Ordinary Least Squares (OLS) regression relies on several key assumptions for the validity of its results. Violations of these assumptions may affect the reliability of the estimates. The basic assumptions of OLS are:

***Linearity:***

The relationship between the independent and dependent variables is assumed to be linear. The model assumes that changes in the independent variables have a constant effect on the dependent variable.

***Independence:***

Observations in the dataset should be independent of each other. This means that the value of the dependent variable for one observation should not be influenced by the values of the dependent variable for other observations.

***Homoscedasticity:***

The variance of the residuals (the differences between observed and predicted values) should be constant across all levels of the independent variables.

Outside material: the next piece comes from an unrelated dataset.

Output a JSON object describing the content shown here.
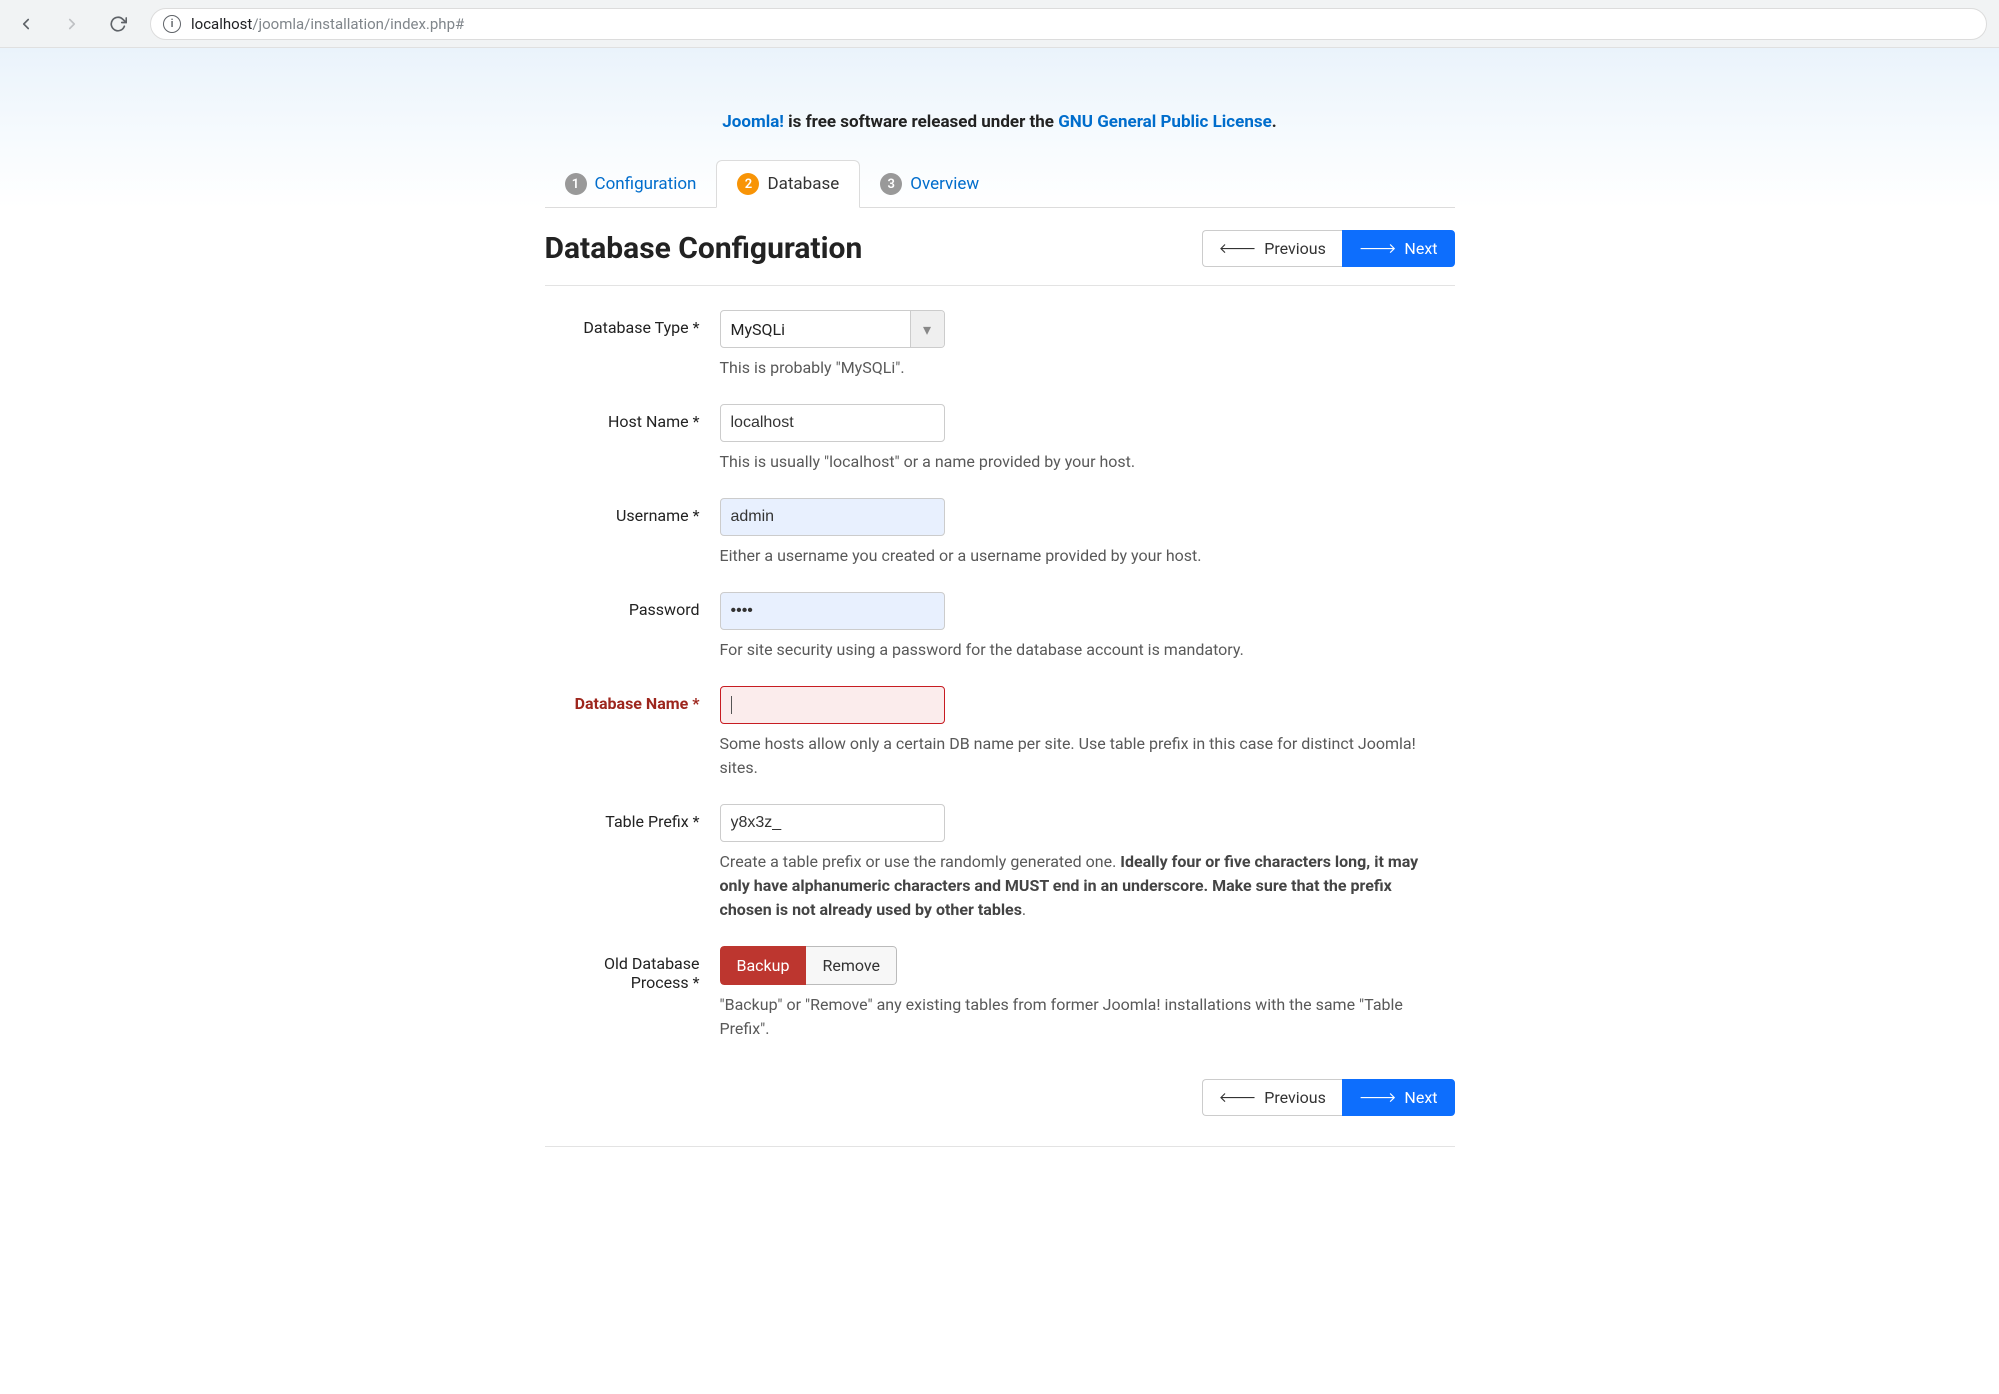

In simpler terms, the spread of residuals should be roughly consistent throughout the range of predicted values.

***Normality of Residuals:***

The residuals (the differences between observed and predicted values) are assumed to be normally distributed. This assumption is more critical for smaller sample sizes, as larger samples tend to be less sensitive to departures from normality.

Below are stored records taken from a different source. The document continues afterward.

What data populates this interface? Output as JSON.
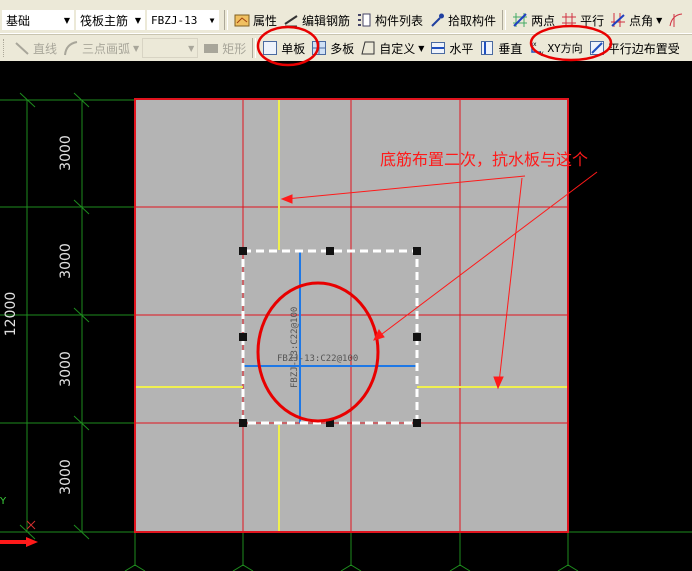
{
  "toolbar1": {
    "layer_combo": "基础",
    "type_combo": "筏板主筋",
    "name_combo": "FBZJ-13",
    "properties": "属性",
    "edit_rebar": "编辑钢筋",
    "component_list": "构件列表",
    "pick_component": "拾取构件",
    "two_points": "两点",
    "parallel": "平行",
    "point_angle": "点角"
  },
  "toolbar2": {
    "line": "直线",
    "three_point_arc": "三点画弧",
    "arc_combo": "",
    "rectangle": "矩形",
    "single_slab": "单板",
    "multi_slab": "多板",
    "custom": "自定义",
    "horizontal": "水平",
    "vertical": "垂直",
    "xy_direction": "XY方向",
    "parallel_edge": "平行边布置受"
  },
  "canvas": {
    "dimensions": {
      "total": "12000",
      "segments": [
        "3000",
        "3000",
        "3000",
        "3000"
      ]
    },
    "rebar_label_horizontal": "FBZJ-13:C22@100",
    "rebar_label_vertical": "FBZJ-13:C22@100",
    "annotation": "底筋布置二次，抗水板与这个",
    "axis_y_label": "Y",
    "colors": {
      "slab": "#b4b4b4",
      "grid_red": "#e0141e",
      "axis_green": "#1e8c1e",
      "rebar_yellow": "#f0f050",
      "rebar_blue": "#1e78e6",
      "highlight": "#e80000"
    }
  }
}
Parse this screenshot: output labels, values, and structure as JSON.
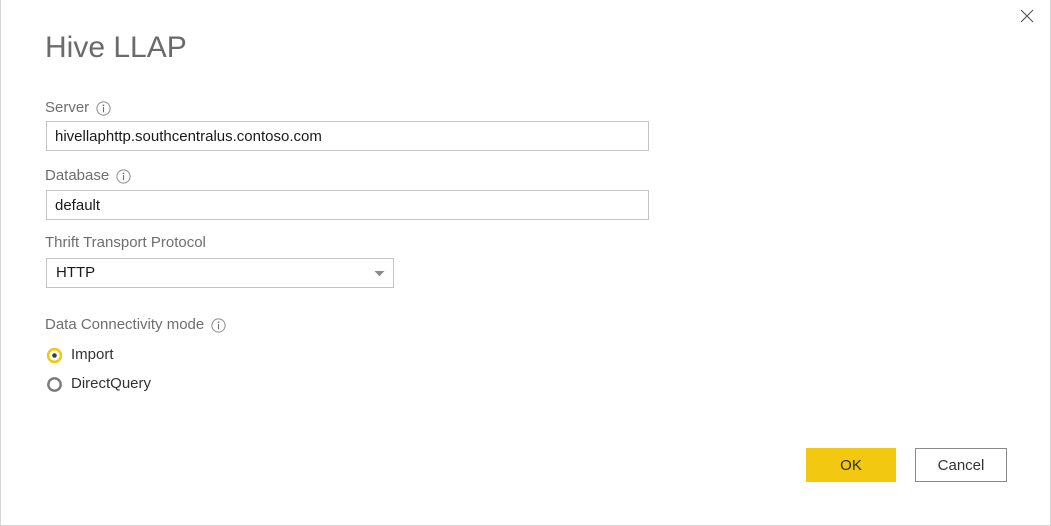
{
  "dialog": {
    "title": "Hive LLAP",
    "close_label": "Close",
    "close_icon": "close-icon"
  },
  "fields": {
    "server": {
      "label": "Server",
      "info_icon": "info-icon",
      "value": "hivellaphttp.southcentralus.contoso.com",
      "placeholder": ""
    },
    "database": {
      "label": "Database",
      "info_icon": "info-icon",
      "value": "default",
      "placeholder": ""
    },
    "thrift_transport_protocol": {
      "label": "Thrift Transport Protocol",
      "value": "HTTP",
      "arrow_icon": "chevron-down-icon",
      "options": [
        "HTTP"
      ]
    },
    "data_connectivity_mode": {
      "label": "Data Connectivity mode",
      "info_icon": "info-icon",
      "selected": "Import",
      "options": [
        {
          "label": "Import",
          "selected": true
        },
        {
          "label": "DirectQuery",
          "selected": false
        }
      ]
    }
  },
  "footer": {
    "ok_label": "OK",
    "cancel_label": "Cancel"
  },
  "colors": {
    "accent": "#f2c811",
    "title_text": "#6b6b6b",
    "label_text": "#6e6e6e",
    "value_text": "#1a1a1a",
    "border": "#c4c4c4",
    "cancel_border": "#8a8a8a",
    "radio_ring_unselected": "#7a7a7a",
    "dialog_border": "#d6d6d6"
  }
}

***No Perfect Multicollinearity:***

There should not be perfect linear relationships among the independent variables. High multicollinearity (correlation) among independent variables can lead to instability in coefficient estimates.

***No Endogeneity:***

The independent variables are assumed to be exogenous, meaning they are not correlated with the error term. Endogeneity, where an independent variable is correlated with the error term, can bias coefficient estimates.

***No Autocorrelation:***

The residuals are assumed to be independent of each other (no autocorrelation). Autocorrelation occurs when there is a correlation between the residuals at different points in time or space.

***Additivity:***

The model assumes that the effect of changes in an independent variable on the dependent variable is consistent across all levels of other independent variables.